Economic Times, India
Financial crisis top on agenda at IBSA summit
11 October 2008
IST, ET Bureau
NEW DELHI: When leaders of India, Brazil and South Africa meet next week for their annual trilateral summit, the one issue on top of their minds
will be the unfolding financial crisis.
Though the three countries have not been directly affected by the crisis, there have already been indirect fallouts. There have also been calls for the emerging economies to take part in finding a solution for the ongoing crisis.
Prime Minister Manmohan Singh, South African President Kgalema Motlanthe and Brazilian President Luiz Inácio Lula da Silva are likely to discuss the financial crisis at the IBSA summit here on October 15. The position of the three countries is likely to be reflected in the Delhi Declaration, which will be adopted at the end of the summit.
Sources said that the unfolding financial crisis, which has the capacity to hit areas like exports, has been worked into the agenda especially amid calls for cooperation from India and Brazil. Discussions are expected to include the issue of restructuring of the global financial architecture, which has been an issue of discussion among the Group of 20 countries (G-20).
``Last year there was a discussion on the ongoing debate on restoration of the financial architecture. South Africa was the head of G-20 and in that context India had asked South Africa to provide leadership when it comes to the financial crisis,’’ said Sachin Chaturvedi, fellow at the Research and Information System for Developing Countries.
``It’s important that these countries should come together in terms of restructuring of the financial architecture and lay out a roadmap,’’ he added.
With the global crisis unfolding dramatically, the US has called an emergency meeting of the G-20 countries along with the G-7 meeting to look at ways of dealing with the crisis. Finance minister is representing India at the weekend meeting.
The US has said that discussions would revolve around how emerging economies would coordinate with the crisis hit countries ``to lessen the effects of global market turmoil and the economic slowdown on all of our countries.’’

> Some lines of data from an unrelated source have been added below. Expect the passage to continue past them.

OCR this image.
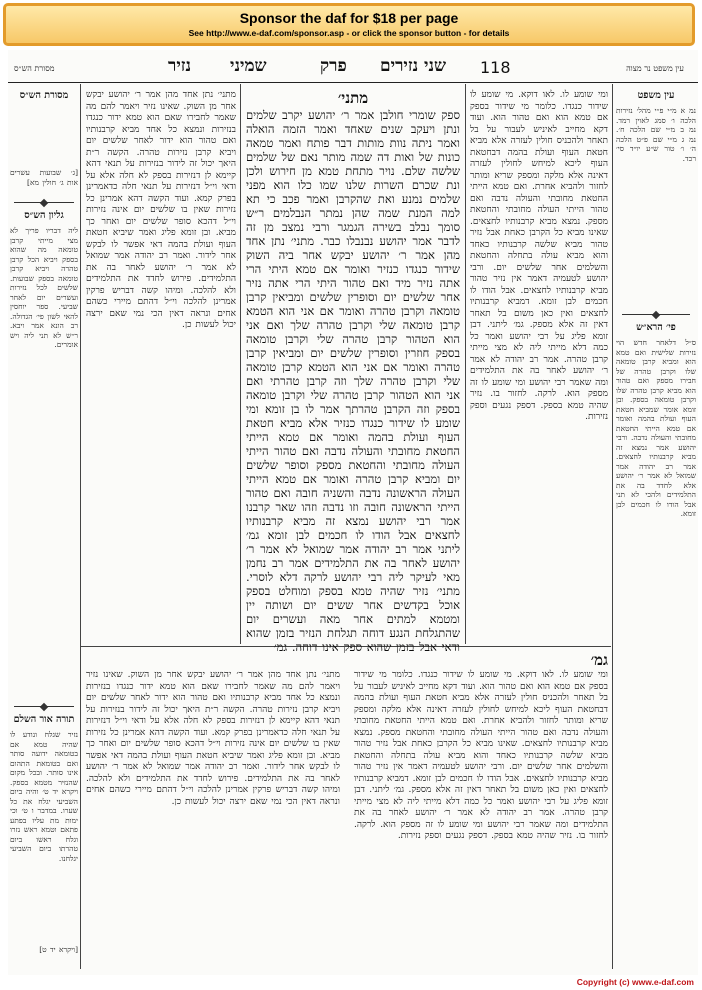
Sponsor the daf for $18 per page
See http://www.e-daf.com/sponsor.asp - or click the sponsor button - for details
מסורת הש״ס	נזיר שמיני	פרק שני נזירים 118	עין משפט נר מצוה
מסורת הש״ס
[ג׳ שבועות עשרים אות ג׳ חולין מא]
גליון הש״ס
ליה דבריו פריך לא מצי מייתי קרבן טומאה מה שהוא בספק ויביא הכל קרבן טהרה ויביא קרבן טומאה בספק שבועות. שלשים לכל נזירות ועשרים יום לאחר שביעי. ספר יוחסין להאי לשון פי׳ הגדולה. רב הונא אמר ויבא. ר״ש לא תני ליה ויש אומרים.
תורה אור השלם
נזיר שגלח ונודע לו שהיה טמא אם בטומאה ידועה סותר ואם בטומאת התהום אינו סותר. ובכל מקום שהנזיר מטמא בספק. ויקרא יד ט׳ והיה ביום השביעי יגלח את כל שערו. במדבר ו ט׳ וכי ימות מת עליו בפתע פתאם וטמא ראש נזרו וגלח ראשו ביום טהרתו ביום השביעי יגלחנו.
[ויקרא יד ט]
מתני׳ נתן אחד מהן אמר ר׳ יהושע יבקש אחר מן השוק. שאינו נזיר ויאמר להם מה שאמר לחבירו שאם הוא טמא ידור כנגדו בנזירות ונמצא כל אחד מביא קרבנותיו ואם טהור הוא ידור לאחר שלשים יום ויביא קרבן נזירות טהרה. הקשה ר״ת היאך יכול זה לידור בנזירות על תנאי דהא קיימא לן דנזירות בספק לא חלה אלא על ודאי וי״ל דנזירות על תנאי חלה כדאמרינן בפרק קמא. ועוד הקשה דהא אמרינן כל נזירות שאין בו שלשים יום אינה נזירות וי״ל דהכא סופר שלשים יום ואחר כך מביא. ובן זומא פליג ואמר שיביא חטאת העוף ועולת בהמה דאי אפשר לו לבקש אחר לידור. ואמר רב יהודה אמר שמואל לא אמר ר׳ יהושע לאחר בה את התלמידים. פירוש לחדד את התלמידים ולא להלכה. ומיהו קשה דבריש פרקין אמרינן להלכה וי״ל דהתם מיירי כשהם אחים ונראה דאין הכי נמי שאם ירצה יכול לעשות כן.
מתני׳
ספק שומרי חולבן אמר ר׳ יהושע יקרב שלמים ונתן ויעקב שנים שאחד ואמר הזמה הואלה ואמר ניתה נוות מותות דבר פותח ואמר טמאה כונות של ואות דה שמה מותר נאם של שלמים שלשה שלם. נויר מתחת טמא מן חירוש ולכן ונת שכרם השרות שלנו שמו כלו הוא מפני שלמים נמנע ואת שהקרבן ואמר פכב כי תא למה המנת שמה שהן נמתר הנבלמים ר״ש סומך נבלב בשירה הגמגר ורבי נמצב מן זה לדבר אמר יהושע נבנבלו כבר. מתני׳ נתן אחד מהן אמר ר׳ יהושע יבקש אחר ביה השוק שידור כנגדו כנזיר ואומר אם טמא היתי הרי אתה נזיר מיד ואם טהור היתי הרי אתה נזיר אחר שלשים יום וסופרין שלשים ומביאין קרבן טומאה וקרבן טהרה ואומר אם אני הוא הטמא קרבן טומאה שלי וקרבן טהרה שלך ואם אני הוא הטהור קרבן טהרה שלי וקרבן טומאה בספק חוזרין וסופרין שלשים יום ומביאין קרבן טהרה ואומר אם אני הוא הטמא קרבן טומאה שלי וקרבן טהרה שלך וזה קרבן טהרתי ואם אני הוא הטהור קרבן טהרה שלי וקרבן טומאה בספק וזה הקרבן טהרתך אמר לו בן זומא ומי שומע לו שידור כנגדו כנזיר אלא מביא חטאת העוף ועולת בהמה ואומר אם טמא הייתי החטאת מחובתי והעולה נדבה ואם טהור הייתי העולה מחובתי והחטאת מספק וסופר שלשים יום ומביא קרבן טהרה ואומר אם טמא הייתי העולה הראשונה נדבה והשניה חובה ואם טהור הייתי הראשונה חובה וזו נדבה וזהו שאר קרבנו אמר רבי יהושע נמצא זה מביא קרבנותיו לחצאים אבל הודו לו חכמים לבן זומא גמ׳ ליתני אמר רב יהודה אמר שמואל לא אמר ר׳ יהושע לאחר בה את התלמידים אמר רב נחמן מאי לעיקר ליה רבי יהושע לרקה דלא לוסרי. מתני׳ נזיר שהיה טמא בספק ומוחלט בספק אוכל בקדשים אחר ששים יום ושותה יין ומטמא למתים אחר מאה ועשרים יום שהתגלחת הנגע דוחה תגלחת הנזיר בזמן שהוא ודאי אבל בזמן שהוא ספק אינו דוחה. גמ׳
ומי שומע לו. לאו דוקא. מי שומע לו שידור כנגדו. כלומר מי שידור בספק אם טמא הוא ואם טהור הוא. ועוד דקא מחייב לאיניש לעבור על בל תאחר ולהכניס חולין לעזרה אלא מביא חטאת העוף ועולת בהמה דבחטאת העוף ליכא למיחש לחולין לעזרה דאינה אלא מלקה ומספק שריא ומותר לחזור ולהביא אחרת. ואם טמא הייתי החטאת מחובתי והעולה נדבה ואם טהור הייתי העולה מחובתי והחטאת מספק. נמצא מביא קרבנותיו לחצאים. שאינו מביא כל הקרבן כאחת אבל נזיר טהור מביא שלשה קרבנותיו כאחד והוא מביא עולה בתחלה והחטאת והשלמים אחר שלשים יום. ורבי יהושע לטעמיה דאמר אין נזיר טהור מביא קרבנותיו לחצאים. אבל הודו לו חכמים לבן זומא. דמביא קרבנותיו לחצאים ואין כאן משום בל תאחר דאין זה אלא מספק. גמ׳ ליתני. דבן זומא פליג על רבי יהושע ואמר כל כמה דלא מייתי ליה לא מצי מייתי קרבן טהרה. אמר רב יהודה לא אמר ר׳ יהושע לאחר בה את התלמידים ומה שאמר רבי יהושע ומי שומע לו זה מספק הוא. לרקה. לחזור בו. נזיר שהיה טמא בספק. דספק נגעים וספק נזירות.
גמ׳
מתני׳ נתן אחד מהן אמר ר׳ יהושע יבקש אחר מן השוק. שאינו נזיר ויאמר להם מה שאמר לחבירו שאם הוא טמא ידור כנגדו בנזירות ונמצא כל אחד מביא קרבנותיו ואם טהור הוא ידור לאחר שלשים יום ויביא קרבן נזירות טהרה. הקשה ר״ת היאך יכול זה לידור בנזירות על תנאי דהא קיימא לן דנזירות בספק לא חלה אלא על ודאי וי״ל דנזירות על תנאי חלה כדאמרינן בפרק קמא. ועוד הקשה דהא אמרינן כל נזירות שאין בו שלשים יום אינה נזירות וי״ל דהכא סופר שלשים יום ואחר כך מביא. ובן זומא פליג ואמר שיביא חטאת העוף ועולת בהמה דאי אפשר לו לבקש אחר לידור. ואמר רב יהודה אמר שמואל לא אמר ר׳ יהושע לאחר בה את התלמידים. פירוש לחדד את התלמידים ולא להלכה. ומיהו קשה דבריש פרקין אמרינן להלכה וי״ל דהתם מיירי כשהם אחים ונראה דאין הכי נמי שאם ירצה יכול לעשות כן.
ומי שומע לו. לאו דוקא. מי שומע לו שידור כנגדו. כלומר מי שידור בספק אם טמא הוא ואם טהור הוא. ועוד דקא מחייב לאיניש לעבור על בל תאחר ולהכניס חולין לעזרה אלא מביא חטאת העוף ועולת בהמה דבחטאת העוף ליכא למיחש לחולין לעזרה דאינה אלא מלקה ומספק שריא ומותר לחזור ולהביא אחרת. ואם טמא הייתי החטאת מחובתי והעולה נדבה ואם טהור הייתי העולה מחובתי והחטאת מספק. נמצא מביא קרבנותיו לחצאים. שאינו מביא כל הקרבן כאחת אבל נזיר טהור מביא שלשה קרבנותיו כאחד והוא מביא עולה בתחלה והחטאת והשלמים אחר שלשים יום. ורבי יהושע לטעמיה דאמר אין נזיר טהור מביא קרבנותיו לחצאים. אבל הודו לו חכמים לבן זומא. דמביא קרבנותיו לחצאים ואין כאן משום בל תאחר דאין זה אלא מספק. גמ׳ ליתני. דבן זומא פליג על רבי יהושע ואמר כל כמה דלא מייתי ליה לא מצי מייתי קרבן טהרה. אמר רב יהודה לא אמר ר׳ יהושע לאחר בה את התלמידים ומה שאמר רבי יהושע ומי שומע לו זה מספק הוא. לרקה. לחזור בו. נזיר שהיה טמא בספק. דספק נגעים וספק נזירות.
עין משפט
נמ א מ״י פ״י מהל׳ נזירות הלכה ו׳ סמג לאוין רמד. נמ ב מ״י שם הלכה ח׳. נמ ג מ״י שם פ״ט הלכה ה׳ ו׳ טור ש״ע יו״ד סי׳ רכד.
פי׳ הרא״ש
ס״ל דלאחר חדש הוי נזירות שלישית ואם טמא הוא ומביא קרבן טומאה שלו וקרבן טהרה של חבירו מספק ואם טהור הוא מביא קרבן טהרה שלו וקרבן טומאה בספק. ובן זומא אומר שמביא חטאת העוף ועולת בהמה ואומר אם טמא הייתי החטאת מחובתי והעולה נדבה. ורבי יהושע אמר נמצא זה מביא קרבנותיו לחצאים. אמר רב יהודה אמר שמואל לא אמר ר׳ יהושע אלא לחדד בה את התלמידים ולהכי לא תני אבל הודו לו חכמים לבן זומא.
Copyright (c) www.e-daf.com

India has already taken a lead in criticising institutions like the UN and the IMF for failing to take any action even as one of the largest economic crisis is unfolding. He had said that the investment banking world had destroyed world liquidity, and increased financial risks and bankruptcies.
``The impact on the developing world would be profound. Projects are already stopping because of the lack of liquidity and financing. The debt crisis would become worse. The decline in commodity prices and exports would hurt the developing world,’’ he had said.